Regarding recent diet trends to eat fresh and multiple whole grains - to return to the hearty peasant diet or our ancestors before the invention of wonderbread. Yes, whole grain diets sometimes taste better, and do give you a more fiberful, more diverse diet, but the appeals to diets in history is little more than total bunk. The imagined past ahs always played a role in how we think about what we eat today - whether it's to demonstrate our progress and civilization ( we use the fork where our ancestors didn't), or our desire to justify diet choices by appealing to an imagined "authentic" past where everyone was strong, healthy, and robust. The fact is that we are better fed, perhaps over fed, in the first world. In Europe, there never was a real past where one family grew everything they needed in their mega-garden and ate only of their own sweat and toil. Most peasants ate monotonous foods and gruels based on what was available seasonally (no oranges in the winter, no apples after december, and put down those kiwi fruits). not to mention the paradox of modern diets which lean towards "health" (sometimes actual health, but more frequently a code word for thin (just listen to Oprah)), where in the past diets have had the general goal of avoiding thinness in favor of robustness if not plumpness (but not obesity or over-fatness) as a marker of health and being well-nourished.

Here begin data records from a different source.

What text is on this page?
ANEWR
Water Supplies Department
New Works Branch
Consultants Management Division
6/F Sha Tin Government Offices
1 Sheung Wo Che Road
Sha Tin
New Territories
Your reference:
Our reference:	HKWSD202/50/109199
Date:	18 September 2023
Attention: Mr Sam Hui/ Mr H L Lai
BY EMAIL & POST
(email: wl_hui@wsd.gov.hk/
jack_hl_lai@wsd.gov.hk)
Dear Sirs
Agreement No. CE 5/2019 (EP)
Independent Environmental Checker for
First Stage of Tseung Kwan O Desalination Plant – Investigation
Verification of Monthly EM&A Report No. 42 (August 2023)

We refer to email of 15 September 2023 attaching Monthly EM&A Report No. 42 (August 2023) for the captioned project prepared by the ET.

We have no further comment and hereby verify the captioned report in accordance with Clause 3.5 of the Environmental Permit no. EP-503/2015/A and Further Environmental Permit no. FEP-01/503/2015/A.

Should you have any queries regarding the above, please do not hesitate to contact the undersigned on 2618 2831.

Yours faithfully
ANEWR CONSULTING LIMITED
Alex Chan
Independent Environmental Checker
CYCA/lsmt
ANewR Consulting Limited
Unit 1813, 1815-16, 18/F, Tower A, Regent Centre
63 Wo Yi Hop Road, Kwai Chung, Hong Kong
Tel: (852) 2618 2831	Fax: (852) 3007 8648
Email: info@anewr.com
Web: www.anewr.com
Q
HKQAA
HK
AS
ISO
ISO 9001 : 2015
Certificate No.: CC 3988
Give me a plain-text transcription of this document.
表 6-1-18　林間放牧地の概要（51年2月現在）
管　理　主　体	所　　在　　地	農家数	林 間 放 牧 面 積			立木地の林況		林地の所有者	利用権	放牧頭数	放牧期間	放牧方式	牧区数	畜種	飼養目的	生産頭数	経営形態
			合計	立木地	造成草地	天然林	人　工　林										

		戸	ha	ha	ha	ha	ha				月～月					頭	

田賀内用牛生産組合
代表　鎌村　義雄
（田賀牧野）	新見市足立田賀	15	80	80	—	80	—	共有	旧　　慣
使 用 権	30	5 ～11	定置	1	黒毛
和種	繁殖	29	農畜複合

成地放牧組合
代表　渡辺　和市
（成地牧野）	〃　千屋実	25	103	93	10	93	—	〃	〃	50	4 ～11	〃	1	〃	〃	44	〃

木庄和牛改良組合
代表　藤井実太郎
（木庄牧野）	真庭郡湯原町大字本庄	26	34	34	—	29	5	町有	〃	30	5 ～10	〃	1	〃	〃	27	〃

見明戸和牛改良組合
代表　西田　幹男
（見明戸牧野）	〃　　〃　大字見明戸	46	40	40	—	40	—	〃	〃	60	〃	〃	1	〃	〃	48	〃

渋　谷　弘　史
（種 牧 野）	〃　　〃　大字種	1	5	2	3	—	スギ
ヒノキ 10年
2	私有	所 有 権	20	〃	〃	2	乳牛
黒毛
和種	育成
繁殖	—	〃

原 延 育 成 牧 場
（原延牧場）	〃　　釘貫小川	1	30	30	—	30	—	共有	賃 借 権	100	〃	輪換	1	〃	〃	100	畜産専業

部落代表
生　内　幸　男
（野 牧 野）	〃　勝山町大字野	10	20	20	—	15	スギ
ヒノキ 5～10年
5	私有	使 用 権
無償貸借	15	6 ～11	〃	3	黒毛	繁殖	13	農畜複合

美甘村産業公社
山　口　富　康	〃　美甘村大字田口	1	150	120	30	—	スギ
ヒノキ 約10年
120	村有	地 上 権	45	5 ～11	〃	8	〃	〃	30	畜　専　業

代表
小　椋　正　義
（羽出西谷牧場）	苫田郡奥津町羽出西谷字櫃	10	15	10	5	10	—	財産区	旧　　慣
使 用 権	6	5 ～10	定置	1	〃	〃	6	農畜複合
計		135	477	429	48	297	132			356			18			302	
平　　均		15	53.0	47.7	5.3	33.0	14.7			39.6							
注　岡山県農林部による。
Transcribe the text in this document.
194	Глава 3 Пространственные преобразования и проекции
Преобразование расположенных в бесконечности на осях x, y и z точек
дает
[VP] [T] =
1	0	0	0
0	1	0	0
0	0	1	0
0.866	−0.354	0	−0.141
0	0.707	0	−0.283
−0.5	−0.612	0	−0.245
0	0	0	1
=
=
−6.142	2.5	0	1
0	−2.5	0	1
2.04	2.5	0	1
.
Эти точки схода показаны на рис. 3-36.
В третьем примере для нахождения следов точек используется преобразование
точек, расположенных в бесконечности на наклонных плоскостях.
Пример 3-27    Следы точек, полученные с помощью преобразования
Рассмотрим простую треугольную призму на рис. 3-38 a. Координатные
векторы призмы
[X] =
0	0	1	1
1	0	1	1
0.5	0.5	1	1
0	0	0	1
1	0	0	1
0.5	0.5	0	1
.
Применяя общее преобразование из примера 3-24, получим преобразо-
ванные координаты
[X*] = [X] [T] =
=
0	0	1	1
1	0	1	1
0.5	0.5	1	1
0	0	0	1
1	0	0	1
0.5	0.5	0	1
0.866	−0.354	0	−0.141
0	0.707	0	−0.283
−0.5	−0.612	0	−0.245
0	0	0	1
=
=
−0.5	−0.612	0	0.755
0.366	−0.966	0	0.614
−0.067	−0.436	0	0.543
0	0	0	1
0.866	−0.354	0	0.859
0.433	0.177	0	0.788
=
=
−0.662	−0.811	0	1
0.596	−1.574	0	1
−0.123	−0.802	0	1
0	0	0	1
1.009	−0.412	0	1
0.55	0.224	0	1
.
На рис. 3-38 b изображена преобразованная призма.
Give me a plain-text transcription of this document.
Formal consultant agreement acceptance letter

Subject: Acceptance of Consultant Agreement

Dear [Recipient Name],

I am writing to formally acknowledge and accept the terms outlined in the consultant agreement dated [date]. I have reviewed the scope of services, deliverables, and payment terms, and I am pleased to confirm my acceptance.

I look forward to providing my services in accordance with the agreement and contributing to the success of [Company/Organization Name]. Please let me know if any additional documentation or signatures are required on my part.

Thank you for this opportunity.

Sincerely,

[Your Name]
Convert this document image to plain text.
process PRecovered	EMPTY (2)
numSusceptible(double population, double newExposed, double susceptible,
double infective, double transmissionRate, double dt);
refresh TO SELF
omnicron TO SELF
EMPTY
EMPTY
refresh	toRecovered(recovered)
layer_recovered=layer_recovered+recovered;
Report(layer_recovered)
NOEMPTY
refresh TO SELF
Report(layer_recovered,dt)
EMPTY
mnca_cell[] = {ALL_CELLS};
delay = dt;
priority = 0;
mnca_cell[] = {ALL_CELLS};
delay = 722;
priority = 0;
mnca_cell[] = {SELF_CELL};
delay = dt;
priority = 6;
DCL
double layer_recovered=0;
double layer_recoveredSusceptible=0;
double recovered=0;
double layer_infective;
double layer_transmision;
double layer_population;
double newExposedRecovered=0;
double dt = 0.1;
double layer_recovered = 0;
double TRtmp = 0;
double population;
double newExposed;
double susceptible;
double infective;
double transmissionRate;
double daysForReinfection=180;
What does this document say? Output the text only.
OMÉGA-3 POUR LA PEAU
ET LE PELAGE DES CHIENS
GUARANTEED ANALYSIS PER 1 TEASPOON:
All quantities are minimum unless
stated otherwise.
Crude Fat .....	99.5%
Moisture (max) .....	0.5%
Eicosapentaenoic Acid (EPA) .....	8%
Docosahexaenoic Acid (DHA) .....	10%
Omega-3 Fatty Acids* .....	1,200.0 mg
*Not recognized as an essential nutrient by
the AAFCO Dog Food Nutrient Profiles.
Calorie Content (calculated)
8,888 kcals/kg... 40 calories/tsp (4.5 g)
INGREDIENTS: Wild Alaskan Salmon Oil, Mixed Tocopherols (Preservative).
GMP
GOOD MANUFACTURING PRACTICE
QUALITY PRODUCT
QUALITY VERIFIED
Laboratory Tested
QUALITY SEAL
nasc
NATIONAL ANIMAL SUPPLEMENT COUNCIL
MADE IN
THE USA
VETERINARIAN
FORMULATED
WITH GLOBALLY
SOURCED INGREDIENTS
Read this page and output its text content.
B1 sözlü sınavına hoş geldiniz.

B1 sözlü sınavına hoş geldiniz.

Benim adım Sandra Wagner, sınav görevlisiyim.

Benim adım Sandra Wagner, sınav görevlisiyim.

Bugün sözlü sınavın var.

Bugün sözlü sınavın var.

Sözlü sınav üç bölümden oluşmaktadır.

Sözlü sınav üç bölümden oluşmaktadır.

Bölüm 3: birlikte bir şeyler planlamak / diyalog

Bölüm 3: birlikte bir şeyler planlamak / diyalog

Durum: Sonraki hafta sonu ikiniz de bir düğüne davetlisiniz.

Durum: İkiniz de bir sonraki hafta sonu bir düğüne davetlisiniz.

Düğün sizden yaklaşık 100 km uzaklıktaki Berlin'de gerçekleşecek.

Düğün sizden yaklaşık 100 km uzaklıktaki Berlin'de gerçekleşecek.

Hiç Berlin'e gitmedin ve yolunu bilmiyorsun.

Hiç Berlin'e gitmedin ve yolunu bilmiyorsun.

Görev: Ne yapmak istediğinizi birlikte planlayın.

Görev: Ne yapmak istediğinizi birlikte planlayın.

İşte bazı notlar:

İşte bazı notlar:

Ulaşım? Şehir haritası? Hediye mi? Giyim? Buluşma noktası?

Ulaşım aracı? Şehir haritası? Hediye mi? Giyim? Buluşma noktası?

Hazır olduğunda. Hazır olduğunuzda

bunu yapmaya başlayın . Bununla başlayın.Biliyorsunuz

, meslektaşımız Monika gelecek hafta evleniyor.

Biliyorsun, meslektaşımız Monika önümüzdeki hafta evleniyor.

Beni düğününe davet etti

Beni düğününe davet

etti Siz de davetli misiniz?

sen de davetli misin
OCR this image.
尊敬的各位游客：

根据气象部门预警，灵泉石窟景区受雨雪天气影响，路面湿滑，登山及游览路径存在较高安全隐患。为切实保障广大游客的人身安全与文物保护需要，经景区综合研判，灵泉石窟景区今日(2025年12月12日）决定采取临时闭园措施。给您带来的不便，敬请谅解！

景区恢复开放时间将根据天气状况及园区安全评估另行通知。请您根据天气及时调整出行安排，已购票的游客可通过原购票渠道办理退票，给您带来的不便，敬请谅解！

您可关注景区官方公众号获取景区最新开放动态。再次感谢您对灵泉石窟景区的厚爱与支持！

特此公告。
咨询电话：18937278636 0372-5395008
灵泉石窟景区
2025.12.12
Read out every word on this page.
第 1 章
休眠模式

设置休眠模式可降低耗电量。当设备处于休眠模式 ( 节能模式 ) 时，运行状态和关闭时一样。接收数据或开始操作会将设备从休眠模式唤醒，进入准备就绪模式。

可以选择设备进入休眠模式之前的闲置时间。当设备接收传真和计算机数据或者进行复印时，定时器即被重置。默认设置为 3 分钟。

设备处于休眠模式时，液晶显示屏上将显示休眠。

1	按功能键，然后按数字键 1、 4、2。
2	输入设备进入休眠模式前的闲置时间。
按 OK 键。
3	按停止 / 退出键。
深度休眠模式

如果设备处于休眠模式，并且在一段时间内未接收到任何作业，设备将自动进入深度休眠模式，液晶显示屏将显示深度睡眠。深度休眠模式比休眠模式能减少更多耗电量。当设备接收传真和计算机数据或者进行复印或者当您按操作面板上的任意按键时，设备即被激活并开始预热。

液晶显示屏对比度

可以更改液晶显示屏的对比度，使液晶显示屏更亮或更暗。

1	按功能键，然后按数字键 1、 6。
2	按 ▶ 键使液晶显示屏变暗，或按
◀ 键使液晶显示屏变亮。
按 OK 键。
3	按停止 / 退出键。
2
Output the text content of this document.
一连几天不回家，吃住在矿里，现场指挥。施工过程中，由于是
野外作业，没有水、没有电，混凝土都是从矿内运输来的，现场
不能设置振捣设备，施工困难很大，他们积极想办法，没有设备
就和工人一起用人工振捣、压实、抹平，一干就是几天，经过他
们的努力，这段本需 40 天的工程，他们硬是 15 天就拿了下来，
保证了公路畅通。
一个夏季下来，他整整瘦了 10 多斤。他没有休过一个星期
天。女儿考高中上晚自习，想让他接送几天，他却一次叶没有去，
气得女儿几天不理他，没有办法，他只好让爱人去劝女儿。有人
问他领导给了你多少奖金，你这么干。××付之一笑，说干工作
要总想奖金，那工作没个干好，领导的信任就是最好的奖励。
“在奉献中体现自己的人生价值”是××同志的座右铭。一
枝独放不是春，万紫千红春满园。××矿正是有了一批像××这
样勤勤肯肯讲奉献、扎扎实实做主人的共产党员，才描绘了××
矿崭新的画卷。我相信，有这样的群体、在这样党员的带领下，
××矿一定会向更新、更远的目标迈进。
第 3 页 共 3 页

Finally, several scholars pointed out the troubling classism of many of today's food politics. At the Davis farmer's market, locally grown tomatoes and apples cost $3 and $2.50-5 a pound. A head of red leaf lettuce cost $2.50, mixed salad greens (which, b/c it's Feb were looking sad) were $5/lb. At the Safeway grocery store, tomatoes were $1.20/lb, apples were $1.50/lb, lettuce was $1.40, and TJ's salad greens are about $2. Farmer's markets, locally grown produce, organic everything costs more. One of the presenters gave a talk on the politics of the Berkeley and West Oakland Farmer's Markets - both of which sell their produce at bulk prices to schools and other organizations so that they can sell it at reduced cost to the populations who need it most (who, shocking I'm sure, tend to be working and lower class black and Latino populations of the adjacent neighborhoods). But that they seem to be in the minority of farmer's markets.

This isn't to say that shopping at farmer's markets or for local produce isn't good - for local farmers, for reducing carbon footprint - but that is maybe isn't as "good" as some might think, and has a lot to do with what you can afford.* Several scholars noted moving into a world in which who has access to what food is becoming more differentiated. If you can afford it, you can buy everything local at premium prices for food that sometimes tastes better than what you can find at your local grocery store.* If you can't, too bad for you, eat your McDonald's, wallow in your unhealthy non-whole grain diet, and feel guilty that you are single handedly contributing to the environmental collapse of the planet.


*you can really see this in restaurant prices.
**tomatoes in CA, whether from the farmer's market, organically grown, or the plain old hot house variety, are generally sour, watery, and flavorless.